Nunca imaginei que poderia assistir e consumir algum produto em uma velocidade que não fosse a concebida pelo autor. A famosa relíquia dos tempos primórdios, a fita VHS, também nos aproximava de um futuro distópico, pelo menos eu tinha a sensação de uma certa distopia. Você alugava um filme e depois de assistir por completo, a opção de retornar para a cena que mais gostava era viável. E a frustração de ter voltado demais? E de não achar o ponto exato? E o receio de estragar a fita e ter que pagar outra para o dono da locadora? Achar a cena certinha era uma conquista e tanto.
E o tempo...bom, o tempo passou e chegamos ao DVD. Melhoras significativas: som, imagem e, pasmem, eu poderia escolher a cena que mais gostava, ou adiantar as que não apreciava tanto, não precisava contar com o destino para colaborar com tamanha exatidão. Mas o ritual permanecia: o prazer de assistir pelos olhos do autor, ainda estava ali. Filme completo, mas aquela cena... Vou rever. Não tenho dúvidas: eu quebrei ou arranhei um DVD. E o prazer do funcionário da locadora diminuia consideravelmente, afinal, com a fita VHS, eu conseguia sentir a frustação dele ao lamentar:" Ok, você rebobinou a fita!". Agora, com o DVD, o brilho no olhar deu lugar ao ato de trocar os filmes e colocar em caixinhas distintas. O Plástico vazio? Era um sorriso do tamanho do mundo. Alguns rituais não mudaram com o tempo. O prazer da punição só mudou de formato.
Com os serviços de streaming, que são muito próximos dos canais de tv pagos, o consumo mudou novamente. Atualmente, as cenas podem ser "apreciadas" em cortes, de 30 segundos, no tik tok. Precisava de tantas vírgulas? Pensamento fragmentado. E o filme? Quatro horas de duração, com uma interrupção forçada...fita dupla que fala, né? Não existe certo ou errado em consumir entretenimento. Somos fruto de nosso tempo. Um mundo ansioso e ávido por quantidade, que em doses homeopáticas, talvez podemos sentar e tentar assistir algum produto por completo. E, no final, você ainda fica com aquela sensação de exaustão.
Uma tentativa das redes de cinema é aproximar o público jovem dos clássicos. O mais recente foi a comemoração de Seven. Eu assisti três vezes, mas as salas permanecem vazias. Detalhe importante: na mesa ao lado, três pessoas comentam como os doramas fazem "passar o tempo" e como elas podem controlar quando e como assistir. Uma delas ressalta:" Eu vejo novelas...na Globoplay". Seria o destino? Não, somente a mais pura realidade. Outro pensamento fragmentado. Também não seria fruto do tempo?
Qual o futuro do cinema?

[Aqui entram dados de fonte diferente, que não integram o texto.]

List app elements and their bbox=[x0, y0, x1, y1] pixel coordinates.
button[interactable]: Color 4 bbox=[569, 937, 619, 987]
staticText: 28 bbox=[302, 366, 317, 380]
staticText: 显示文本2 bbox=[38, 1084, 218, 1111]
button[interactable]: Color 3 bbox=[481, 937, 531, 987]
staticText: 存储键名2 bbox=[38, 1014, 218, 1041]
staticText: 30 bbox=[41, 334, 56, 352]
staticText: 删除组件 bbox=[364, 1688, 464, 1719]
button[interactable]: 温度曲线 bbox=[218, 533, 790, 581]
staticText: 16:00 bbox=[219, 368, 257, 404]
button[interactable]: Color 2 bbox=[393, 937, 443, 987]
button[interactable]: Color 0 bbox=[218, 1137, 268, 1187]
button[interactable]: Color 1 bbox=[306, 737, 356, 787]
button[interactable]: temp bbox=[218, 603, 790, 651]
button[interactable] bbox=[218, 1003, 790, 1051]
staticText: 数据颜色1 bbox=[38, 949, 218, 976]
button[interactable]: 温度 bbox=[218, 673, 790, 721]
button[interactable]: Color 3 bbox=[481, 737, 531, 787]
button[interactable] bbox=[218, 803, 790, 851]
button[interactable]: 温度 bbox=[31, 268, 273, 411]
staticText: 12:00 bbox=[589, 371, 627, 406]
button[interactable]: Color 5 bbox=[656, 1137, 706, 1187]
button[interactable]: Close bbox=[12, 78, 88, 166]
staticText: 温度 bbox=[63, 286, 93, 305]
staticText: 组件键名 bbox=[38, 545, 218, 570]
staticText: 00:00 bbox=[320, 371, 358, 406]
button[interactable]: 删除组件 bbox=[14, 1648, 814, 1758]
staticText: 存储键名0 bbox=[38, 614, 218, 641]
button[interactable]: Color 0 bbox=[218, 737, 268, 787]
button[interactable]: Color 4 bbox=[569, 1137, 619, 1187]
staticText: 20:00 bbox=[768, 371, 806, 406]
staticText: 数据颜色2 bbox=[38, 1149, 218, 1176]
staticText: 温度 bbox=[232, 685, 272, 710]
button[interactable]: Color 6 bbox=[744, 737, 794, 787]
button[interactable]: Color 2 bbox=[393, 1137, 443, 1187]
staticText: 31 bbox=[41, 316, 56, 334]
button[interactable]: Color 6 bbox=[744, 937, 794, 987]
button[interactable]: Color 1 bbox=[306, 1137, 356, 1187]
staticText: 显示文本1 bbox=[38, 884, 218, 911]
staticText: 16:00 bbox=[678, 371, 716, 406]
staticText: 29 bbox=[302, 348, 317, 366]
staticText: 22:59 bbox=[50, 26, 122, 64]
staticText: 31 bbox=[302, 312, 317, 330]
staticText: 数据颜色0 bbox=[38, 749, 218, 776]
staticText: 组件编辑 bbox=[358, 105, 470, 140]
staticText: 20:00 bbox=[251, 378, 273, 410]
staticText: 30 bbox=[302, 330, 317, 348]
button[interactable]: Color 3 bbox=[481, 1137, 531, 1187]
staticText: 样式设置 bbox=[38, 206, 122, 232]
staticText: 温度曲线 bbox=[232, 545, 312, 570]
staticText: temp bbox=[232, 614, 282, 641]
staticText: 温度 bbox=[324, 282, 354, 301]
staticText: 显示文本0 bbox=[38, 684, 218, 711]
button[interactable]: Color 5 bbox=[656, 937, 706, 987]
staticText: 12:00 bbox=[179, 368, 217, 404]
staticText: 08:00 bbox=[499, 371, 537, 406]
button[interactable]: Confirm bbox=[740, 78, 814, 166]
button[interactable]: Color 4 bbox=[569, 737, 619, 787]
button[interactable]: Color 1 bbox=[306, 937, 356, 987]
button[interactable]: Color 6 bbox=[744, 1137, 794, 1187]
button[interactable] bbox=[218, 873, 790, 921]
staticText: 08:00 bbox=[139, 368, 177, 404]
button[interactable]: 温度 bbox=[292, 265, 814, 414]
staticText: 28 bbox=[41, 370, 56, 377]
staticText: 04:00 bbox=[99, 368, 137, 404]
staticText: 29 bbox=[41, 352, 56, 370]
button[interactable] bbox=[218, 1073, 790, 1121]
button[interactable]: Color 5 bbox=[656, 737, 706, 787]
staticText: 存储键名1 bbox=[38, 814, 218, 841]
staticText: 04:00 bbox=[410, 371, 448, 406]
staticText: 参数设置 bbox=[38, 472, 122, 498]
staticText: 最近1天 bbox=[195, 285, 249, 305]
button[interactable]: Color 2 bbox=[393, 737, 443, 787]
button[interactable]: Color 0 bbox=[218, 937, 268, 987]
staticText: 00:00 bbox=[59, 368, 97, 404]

Tentativas ressurgem. Seven, um clássico? Me parece mais uma tentativa de resgatar um público cativado pela nostalgia. Tudo bem que assistir três vezes é um ponto fora da curva. Eu não entraria para alguma estatística. Mas realmente não sei o que nos aguarda. Você poderia perguntar: e os atendentes de locadora? Provavelmente estão trabalhando em serviços burocráticos, talvez com um sorriso aqui e ali, porém, a empolgação em ver clientes pagando taxas por não devolverem, VHS ou DVDS, na data limite, esse prazer, literalmente ficou no passado.